Here is the passage to which you refer:
When the LORD saw how great the wickedness of human beings was on earth, and how every desire that their heart conceived was always nothing but evil, the LORD regretted making human beings on the earth, and his heart was grieved. So the LORD said: I will wipe out from the earth the human beings I have created, and not only the human beings, but also the animals and the crawling things and the birds of the air, for I regret that I made them.
It is important to remember that the Scriptures are meant to help us understand God. When we are young in our spiritual development, things are explained to us differently than when we are more mature in our spiritual development (1 Cor. 3:1-2). Similarly, Scripture over time revealed more and more as the Jewish people matured in their relationship with God (Heb. 1:1). And so the Scriptural authors occasionally use anthropomorphism to help the reader understand their larger point.

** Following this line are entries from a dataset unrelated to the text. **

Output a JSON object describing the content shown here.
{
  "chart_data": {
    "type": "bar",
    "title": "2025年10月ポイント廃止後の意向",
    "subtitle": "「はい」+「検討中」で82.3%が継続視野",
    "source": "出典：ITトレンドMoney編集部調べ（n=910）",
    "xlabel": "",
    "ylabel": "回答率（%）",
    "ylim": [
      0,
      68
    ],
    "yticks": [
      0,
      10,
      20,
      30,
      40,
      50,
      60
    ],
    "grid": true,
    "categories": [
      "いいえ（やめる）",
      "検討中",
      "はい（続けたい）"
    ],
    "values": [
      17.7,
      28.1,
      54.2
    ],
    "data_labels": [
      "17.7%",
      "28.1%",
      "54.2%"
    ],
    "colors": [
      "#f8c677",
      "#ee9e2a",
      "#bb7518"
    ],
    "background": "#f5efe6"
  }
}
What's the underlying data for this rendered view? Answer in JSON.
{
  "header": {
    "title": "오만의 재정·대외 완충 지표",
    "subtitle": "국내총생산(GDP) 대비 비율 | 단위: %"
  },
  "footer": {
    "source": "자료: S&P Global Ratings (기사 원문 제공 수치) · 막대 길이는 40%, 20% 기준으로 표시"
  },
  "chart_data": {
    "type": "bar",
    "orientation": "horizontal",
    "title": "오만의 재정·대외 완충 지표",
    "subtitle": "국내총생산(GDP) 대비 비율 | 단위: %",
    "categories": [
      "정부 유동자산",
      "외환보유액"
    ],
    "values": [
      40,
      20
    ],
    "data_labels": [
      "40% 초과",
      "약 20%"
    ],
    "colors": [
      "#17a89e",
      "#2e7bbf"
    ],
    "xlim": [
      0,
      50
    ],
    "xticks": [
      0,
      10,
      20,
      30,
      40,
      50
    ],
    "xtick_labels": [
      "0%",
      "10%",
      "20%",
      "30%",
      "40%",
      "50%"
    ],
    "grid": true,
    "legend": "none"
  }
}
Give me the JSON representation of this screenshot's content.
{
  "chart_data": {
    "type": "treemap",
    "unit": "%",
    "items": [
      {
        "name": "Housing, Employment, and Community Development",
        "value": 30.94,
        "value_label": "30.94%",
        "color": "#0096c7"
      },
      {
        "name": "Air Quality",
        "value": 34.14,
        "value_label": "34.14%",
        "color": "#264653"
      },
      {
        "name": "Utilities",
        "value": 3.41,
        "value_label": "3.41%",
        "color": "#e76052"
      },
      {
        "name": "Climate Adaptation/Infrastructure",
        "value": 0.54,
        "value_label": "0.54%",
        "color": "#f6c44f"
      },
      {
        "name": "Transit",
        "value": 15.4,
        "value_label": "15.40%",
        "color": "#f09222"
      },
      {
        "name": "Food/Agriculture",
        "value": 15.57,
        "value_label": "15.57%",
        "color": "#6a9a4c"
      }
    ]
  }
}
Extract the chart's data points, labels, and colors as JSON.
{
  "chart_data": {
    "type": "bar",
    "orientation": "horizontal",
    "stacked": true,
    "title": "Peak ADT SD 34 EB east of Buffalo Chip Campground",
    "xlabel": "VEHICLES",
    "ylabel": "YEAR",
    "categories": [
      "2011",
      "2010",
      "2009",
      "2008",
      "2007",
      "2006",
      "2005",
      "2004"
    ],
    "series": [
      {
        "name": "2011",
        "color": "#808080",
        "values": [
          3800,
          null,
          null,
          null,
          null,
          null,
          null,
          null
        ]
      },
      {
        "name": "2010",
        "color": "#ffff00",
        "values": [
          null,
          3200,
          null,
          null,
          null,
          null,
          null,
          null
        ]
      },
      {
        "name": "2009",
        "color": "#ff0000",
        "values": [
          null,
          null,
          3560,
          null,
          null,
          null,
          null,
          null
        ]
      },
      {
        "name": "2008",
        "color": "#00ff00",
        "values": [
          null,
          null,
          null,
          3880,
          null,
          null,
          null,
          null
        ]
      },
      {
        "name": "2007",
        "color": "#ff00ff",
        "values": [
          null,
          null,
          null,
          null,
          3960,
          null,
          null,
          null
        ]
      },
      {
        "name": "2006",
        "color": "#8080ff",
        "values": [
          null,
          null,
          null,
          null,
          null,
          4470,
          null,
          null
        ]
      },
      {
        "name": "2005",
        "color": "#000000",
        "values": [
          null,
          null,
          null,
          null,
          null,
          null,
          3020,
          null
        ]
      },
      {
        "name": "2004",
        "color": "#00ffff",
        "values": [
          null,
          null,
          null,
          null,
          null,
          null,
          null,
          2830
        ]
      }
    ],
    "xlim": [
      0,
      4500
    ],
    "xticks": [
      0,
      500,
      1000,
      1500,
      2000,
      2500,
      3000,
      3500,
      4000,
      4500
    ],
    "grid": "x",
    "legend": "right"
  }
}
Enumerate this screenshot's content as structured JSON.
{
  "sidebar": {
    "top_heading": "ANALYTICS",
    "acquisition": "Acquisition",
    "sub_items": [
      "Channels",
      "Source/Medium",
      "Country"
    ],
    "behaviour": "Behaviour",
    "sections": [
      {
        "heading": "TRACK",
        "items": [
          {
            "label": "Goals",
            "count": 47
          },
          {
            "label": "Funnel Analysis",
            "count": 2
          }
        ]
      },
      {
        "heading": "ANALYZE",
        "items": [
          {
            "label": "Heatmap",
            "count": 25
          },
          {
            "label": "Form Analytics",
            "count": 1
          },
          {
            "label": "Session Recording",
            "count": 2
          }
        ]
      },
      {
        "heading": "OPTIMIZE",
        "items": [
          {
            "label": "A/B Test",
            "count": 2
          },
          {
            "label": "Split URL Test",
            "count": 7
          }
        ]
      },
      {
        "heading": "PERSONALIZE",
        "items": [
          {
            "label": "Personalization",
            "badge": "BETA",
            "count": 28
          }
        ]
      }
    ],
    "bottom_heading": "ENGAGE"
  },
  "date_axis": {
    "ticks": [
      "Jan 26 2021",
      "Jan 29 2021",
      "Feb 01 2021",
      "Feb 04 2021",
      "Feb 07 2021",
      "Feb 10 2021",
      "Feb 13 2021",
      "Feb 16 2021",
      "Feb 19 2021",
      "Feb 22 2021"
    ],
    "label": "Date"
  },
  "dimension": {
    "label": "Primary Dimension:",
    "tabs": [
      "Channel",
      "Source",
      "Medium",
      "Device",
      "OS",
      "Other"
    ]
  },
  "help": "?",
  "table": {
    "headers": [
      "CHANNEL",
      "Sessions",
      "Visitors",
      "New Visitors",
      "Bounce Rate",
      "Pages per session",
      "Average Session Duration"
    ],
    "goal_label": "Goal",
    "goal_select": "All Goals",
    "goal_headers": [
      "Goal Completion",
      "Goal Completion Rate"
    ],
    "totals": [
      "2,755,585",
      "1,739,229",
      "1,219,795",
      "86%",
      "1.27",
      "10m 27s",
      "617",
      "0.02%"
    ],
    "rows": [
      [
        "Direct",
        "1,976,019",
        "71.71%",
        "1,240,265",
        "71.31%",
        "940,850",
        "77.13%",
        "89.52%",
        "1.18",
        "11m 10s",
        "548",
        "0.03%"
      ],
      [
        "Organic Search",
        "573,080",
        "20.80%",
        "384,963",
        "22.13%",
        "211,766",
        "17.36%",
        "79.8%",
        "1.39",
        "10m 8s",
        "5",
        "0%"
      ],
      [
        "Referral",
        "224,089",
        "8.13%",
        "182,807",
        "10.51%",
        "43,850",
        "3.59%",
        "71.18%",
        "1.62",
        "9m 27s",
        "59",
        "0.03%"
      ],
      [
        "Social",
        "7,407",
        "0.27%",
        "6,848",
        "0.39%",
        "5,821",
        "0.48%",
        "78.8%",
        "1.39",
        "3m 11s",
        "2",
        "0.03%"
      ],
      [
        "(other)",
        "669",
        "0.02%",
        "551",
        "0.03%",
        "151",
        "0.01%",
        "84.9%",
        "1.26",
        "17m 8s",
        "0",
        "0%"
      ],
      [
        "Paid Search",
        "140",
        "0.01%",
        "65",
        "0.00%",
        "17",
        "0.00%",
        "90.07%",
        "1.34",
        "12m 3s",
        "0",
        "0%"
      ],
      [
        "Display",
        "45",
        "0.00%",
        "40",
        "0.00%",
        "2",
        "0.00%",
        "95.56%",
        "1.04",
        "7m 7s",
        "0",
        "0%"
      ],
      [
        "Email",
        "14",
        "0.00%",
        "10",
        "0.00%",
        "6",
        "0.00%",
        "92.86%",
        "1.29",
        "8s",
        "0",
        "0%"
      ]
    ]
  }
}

In this passage the key phrase is “his heart was grieved.” In ancient Jewish culture the heart is not necessarily a place of emotion and feeling, rather it is a place of thinking and judgment (Wis. 9:3). This expression is telling us that God is rendering a negative judgment upon humanity. It is not a cruel and cold judgment but a true and honest judgment that creates a tension with God’s love for his creation. The “regret” that God is described as experiencing is the author’s way of explaining that God does not act arbitrarily or with malice.
The author of this passage was not rendering a philosophical treatise on the nature of the divine essence. The author was explaining to the readers that God does not want to destroy his creation but in justice he must pass judgment (Ezek. 18:23, Lam. 3:33-40, 2 Pet. 3:9).